In response to:
Making Black Music from the October 17, 1974 issue
To the Editors:
Charlie Parker’s instrument was the alto sax, not the tenor as Virgil Thomson noted in his review [NYR, October 17] of various books about Contemporary American Music or jazz; “Bird” also blew tenor. And a few observations I have made in the past five years of listening to music in “dingy rooms [with] half-drunk audiences”: (I also tended bar at the Village Gate and the Top of the Gate for six months in 1971). When I lived in NYC, I often went to the defunct “Slugs” on the Lower East Side; a more dingy caricature of a seamy club would be difficult to imagine. However, the audiences, usually small, were not half drunk, rather they were one of the most attentive and involved communities of people sharing a deep aesthetic and at times religious experience, with the musicians as priests and priestesses (although there are few women musicians, and the social structure of the jazz world is sexist). Usually, the audience would be 50 percent to 80 percent black. And many members of any given audience would be high on something before coming to the club(s). One Sunday evening, round about midnight, I went to “slugs” with a friend to hear a McCoy Tyner quartet. We paid an admission charge, walked ten feet into the club as the bass player, Herb Lewis (Davis?—I never got his name properly), started a solo which had the effect of (almost) stopping time. Every human in that room stopped moving as this man bowed magic: the bartender, a man about to enter the toilet, everyone stopped and for ten or fifteen minutes of ordinary time, we were all giving total attention to Herb Lewis’ music. I have spoken to many black and white people of all ages who have had similar experiences in similar “dingy” clubs around this country.

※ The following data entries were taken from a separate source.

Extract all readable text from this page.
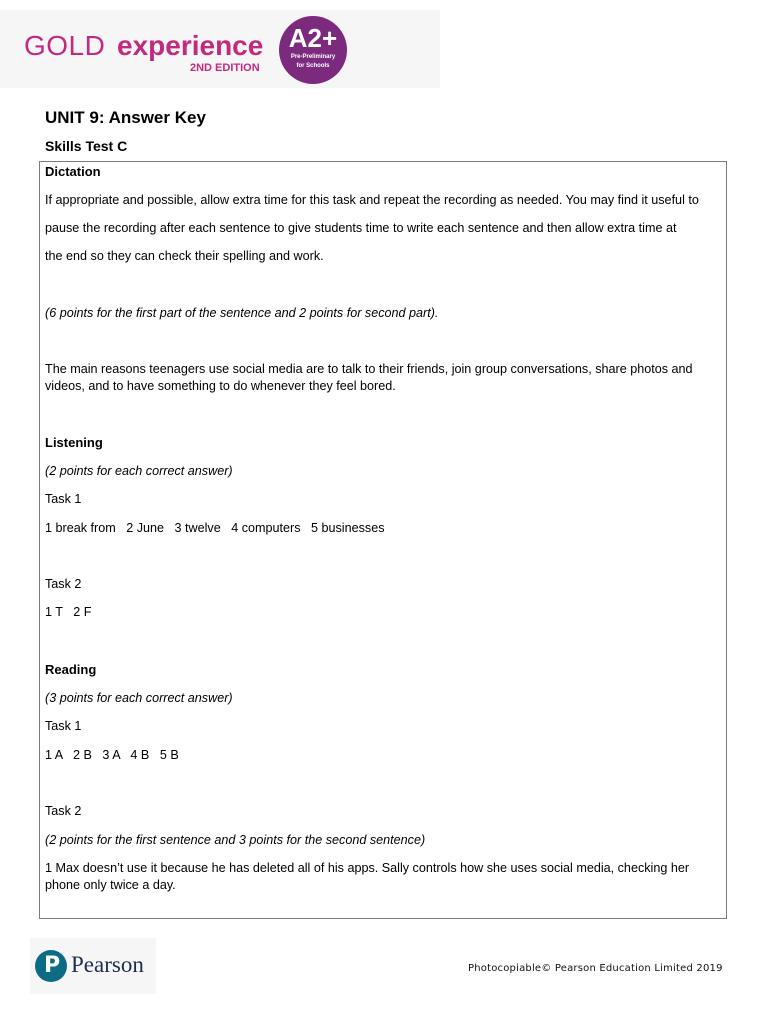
GOLD experience
2ND EDITION
A2+
Pre-Preliminary
for Schools
UNIT 9: Answer Key
Skills Test C
Dictation
If appropriate and possible, allow extra time for this task and repeat the recording as needed. You may find it useful to
pause the recording after each sentence to give students time to write each sentence and then allow extra time at
the end so they can check their spelling and work.
(6 points for the first part of the sentence and 2 points for second part).
The main reasons teenagers use social media are to talk to their friends, join group conversations, share photos and videos, and to have something to do whenever they feel bored.
Listening
(2 points for each correct answer)
Task 1
1 break from   2 June   3 twelve   4 computers   5 businesses
Task 2
1 T   2 F
Reading
(3 points for each correct answer)
Task 1
1 A   2 B   3 A   4 B   5 B
Task 2
(2 points for the first sentence and 3 points for the second sentence)
1 Max doesn’t use it because he has deleted all of his apps. Sally controls how she uses social media, checking her phone only twice a day.
P Pearson	Photocopiable© Pearson Education Limited 2019
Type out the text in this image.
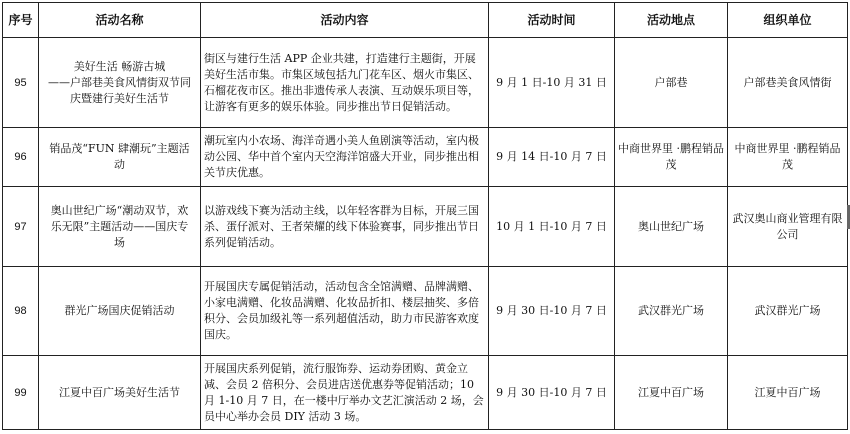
序号	活动名称	活动内容	活动时间	活动地点	组织单位
95	美好生活 畅游古城
——户部巷美食风情街双节同
庆暨建行美好生活节	街区与建行生活 APP 企业共建，打造建行主题街，开展美好生活市集。市集区域包括九门花车区、烟火市集区、石榴花夜市区。推出非遗传承人表演、互动娱乐项目等，让游客有更多的娱乐体验。同步推出节日促销活动。	9 月 1 日-10 月 31 日	户部巷	户部巷美食风情街
96	销品茂“FUN 肆潮玩”主题活
动	潮玩室内小农场、海洋奇遇小美人鱼剧演等活动，室内极动公园、华中首个室内天空海洋馆盛大开业，同步推出相关节庆优惠。	9 月 14 日-10 月 7 日	中商世界里 ·鹏程销品茂	中商世界里 ·鹏程销品茂
97	奥山世纪广场“潮动双节，欢
乐无限”主题活动——国庆专
场	以游戏线下赛为活动主线，以年轻客群为目标，开展三国杀、蛋仔派对、王者荣耀的线下体验赛事，同步推出节日系列促销活动。	10 月 1 日-10 月 7 日	奥山世纪广场	武汉奥山商业管理有限公司
98	群光广场国庆促销活动	开展国庆专属促销活动，活动包含全馆满赠、品牌满赠、小家电满赠、化妆品满赠、化妆品折扣、楼层抽奖、多倍积分、会员加级礼等一系列超值活动，助力市民游客欢度国庆。	9 月 30 日-10 月 7 日	武汉群光广场	武汉群光广场
99	江夏中百广场美好生活节	开展国庆系列促销，流行服饰券、运动券团购、黄金立减、会员 2 倍积分、会员进店送优惠券等促销活动；10 月 1-10 月 7 日，在一楼中厅举办文艺汇演活动 2 场，会员中心举办会员 DIY 活动 3 场。	9 月 30 日-10 月 7 日	江夏中百广场	江夏中百广场
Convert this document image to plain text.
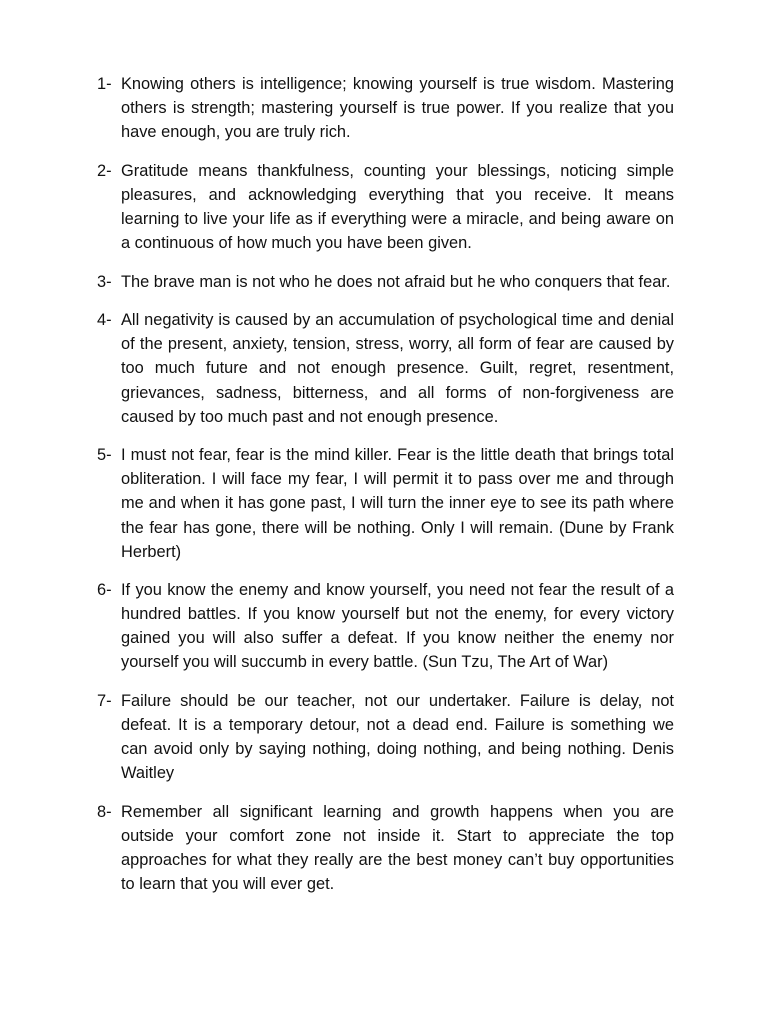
1- Knowing others is intelligence; knowing yourself is true wisdom. Mastering others is strength; mastering yourself is true power. If you realize that you have enough, you are truly rich.
2- Gratitude means thankfulness, counting your blessings, noticing simple pleasures, and acknowledging everything that you receive. It means learning to live your life as if everything were a miracle, and being aware on a continuous of how much you have been given.
3- The brave man is not who he does not afraid but he who conquers that fear.
4- All negativity is caused by an accumulation of psychological time and denial of the present, anxiety, tension, stress, worry, all form of fear are caused by too much future and not enough presence. Guilt, regret, resentment, grievances, sadness, bitterness, and all forms of non-forgiveness are caused by too much past and not enough presence.
5- I must not fear, fear is the mind killer. Fear is the little death that brings total obliteration. I will face my fear, I will permit it to pass over me and through me and when it has gone past, I will turn the inner eye to see its path where the fear has gone, there will be nothing. Only I will remain. (Dune by Frank Herbert)
6- If you know the enemy and know yourself, you need not fear the result of a hundred battles. If you know yourself but not the enemy, for every victory gained you will also suffer a defeat. If you know neither the enemy nor yourself you will succumb in every battle. (Sun Tzu, The Art of War)
7- Failure should be our teacher, not our undertaker. Failure is delay, not defeat. It is a temporary detour, not a dead end. Failure is something we can avoid only by saying nothing, doing nothing, and being nothing. Denis Waitley
8- Remember all significant learning and growth happens when you are outside your comfort zone not inside it. Start to appreciate the top approaches for what they really are the best money can’t buy opportunities to learn that you will ever get.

On Ben Sidran’s thesis in Black Talk: (judging from the quotations Thomson provides, this white PhD fellow has an inordinate amount of difficulties writing in English). There are other “cultures” beside “literate and oral”; some might be feeling, touching, or pure seeing cultures. That is if we accept Sidran’s criteria for defining “culture,” which I do not. I and other persons I know inhabit many cultures simultaneously, again, using Sidran’s criteria.